ブレーキングはさじ加減が大事
ブレーキは単に止まるためだけの装置ではありませんので、しっかりかければ良いという性質のものではありません。
状況に応じて臨機応変に使い分ける必要があるのです。
例えばコーナーに入る少し手前ではブレーキングによりスムーズかつ安全に通過できる速度に調節したり、車体の傾きなどをコントロールしたりするために使います。
2輪車に限らず4輪車でも同じですが、基本的な性能は「走る」「止まる」「曲がる」の3要素ですが、安全性を考慮すれば最大限に優先すべきことは止まることです。
車両を適切に制御することが出来なければ、「走る」「曲がる」ことにも悪影響をおよぼし、快適なライディングは不可能です。
ブレーキングスキル+危険察知で真の安全
ただし、ブレーキングスキルだけが上達したからと言ってそれで安全確保が万全ではありません。
道路には常に事故のリスクが潜み、どんなところにどんなリスクが有りうるのかを予測しつつ走行することができて、初めて真の安全に近づけるのです。
白バイ隊員は「道路にある一番のリスク」は意外なことにライダーの心に潜むと言います。
2輪車にしても4輪車にしても人が操作する道具である以上、事故の発生はドライバーの考え方に左右されるからです。
ライダーは、走行中は常時、状況の認知、動作の判断、装置の操作を繰り返しつつドライブしているのですが、その3つのうちの何れか1つの欠如あるいはミスが事故を引き起こすのです。

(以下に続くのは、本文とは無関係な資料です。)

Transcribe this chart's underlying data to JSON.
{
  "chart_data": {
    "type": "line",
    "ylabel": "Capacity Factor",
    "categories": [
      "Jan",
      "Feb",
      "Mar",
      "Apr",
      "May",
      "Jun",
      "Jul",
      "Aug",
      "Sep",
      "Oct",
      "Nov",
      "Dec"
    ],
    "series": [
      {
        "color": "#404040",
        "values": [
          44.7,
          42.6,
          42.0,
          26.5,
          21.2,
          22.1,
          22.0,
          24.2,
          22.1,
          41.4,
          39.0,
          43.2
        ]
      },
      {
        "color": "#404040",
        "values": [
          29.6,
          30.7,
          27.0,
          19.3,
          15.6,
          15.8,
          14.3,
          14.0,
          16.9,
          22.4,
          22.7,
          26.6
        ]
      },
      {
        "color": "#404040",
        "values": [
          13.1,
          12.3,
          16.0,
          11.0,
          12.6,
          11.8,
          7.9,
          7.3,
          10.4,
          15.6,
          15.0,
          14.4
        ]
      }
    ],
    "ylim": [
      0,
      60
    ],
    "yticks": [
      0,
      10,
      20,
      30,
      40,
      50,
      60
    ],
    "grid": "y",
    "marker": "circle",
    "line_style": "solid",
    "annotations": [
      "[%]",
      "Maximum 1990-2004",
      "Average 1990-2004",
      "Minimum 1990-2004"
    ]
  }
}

道路には何処にでもリスクが潜んでいる事を認識し、自から発見しようと日ごろから心掛ける事が重要です。
心のブレーキと言われる通り、日常的にリスクの存在に対する正しい認識を持つ事が、最大のリスク予防なのです。
確実に止まれるスキルを習得するとともに、リスク察知力・対応力も磨きバイクライフを楽しみましょう。
ブレーキングにも種類がある
ブレーキングには、事故を回避するために緊急に減速して停止する目的での急制動やコーナーの入り口までにコーナリングに適したスピードまで落とす目的のタイプもあります。

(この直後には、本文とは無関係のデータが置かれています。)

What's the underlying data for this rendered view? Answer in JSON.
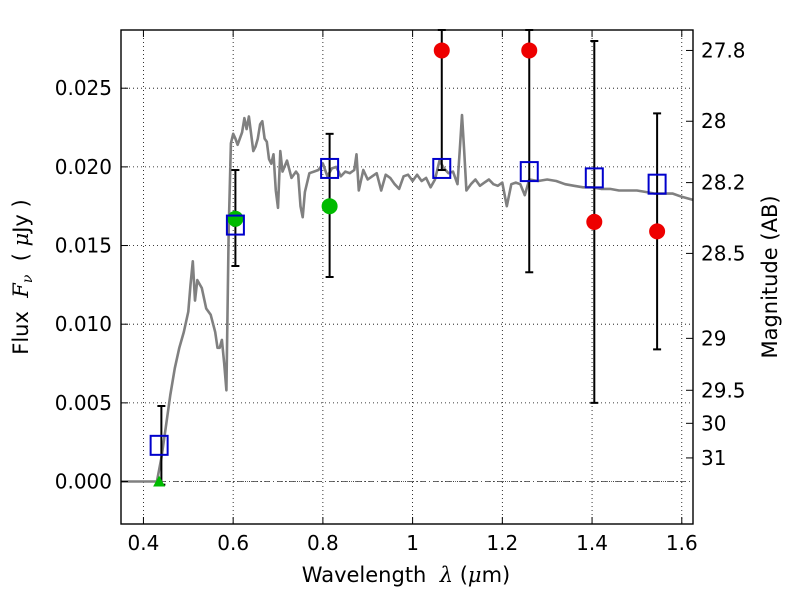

目的は複数あり、使い方は様々なのですが何れのポイントもフロント・リヤの両ブレーキともにバランスをとりながら効かせる事です。
一般的にはフロント・リヤ両ブレーキは同時に効かせるのですが、スピードや停止までの距離の違いによりフロントとリアの効かせ方や配分を調節して、ブレーキの能力を最大限効果的に発揮でき安全な減速が可能となるのです。
コーナー臨時のブレーキングのポイント
コーナーを回る際は入口に到達するまでに徐々にブレーキングして適正なスピードまで減速することが原則です。
しかし、コーナー中盤でも大きさの読み間違いなどで必要があればフロント・リヤともに軽くブレーキをかけて旋回スピードを調節するケースもあります。
この場合は、ブレーキが効きすぎるとリアがスリップして転倒や車線はみだしなどの危険がありますので、あくまでも進入時の原則を忘れずに。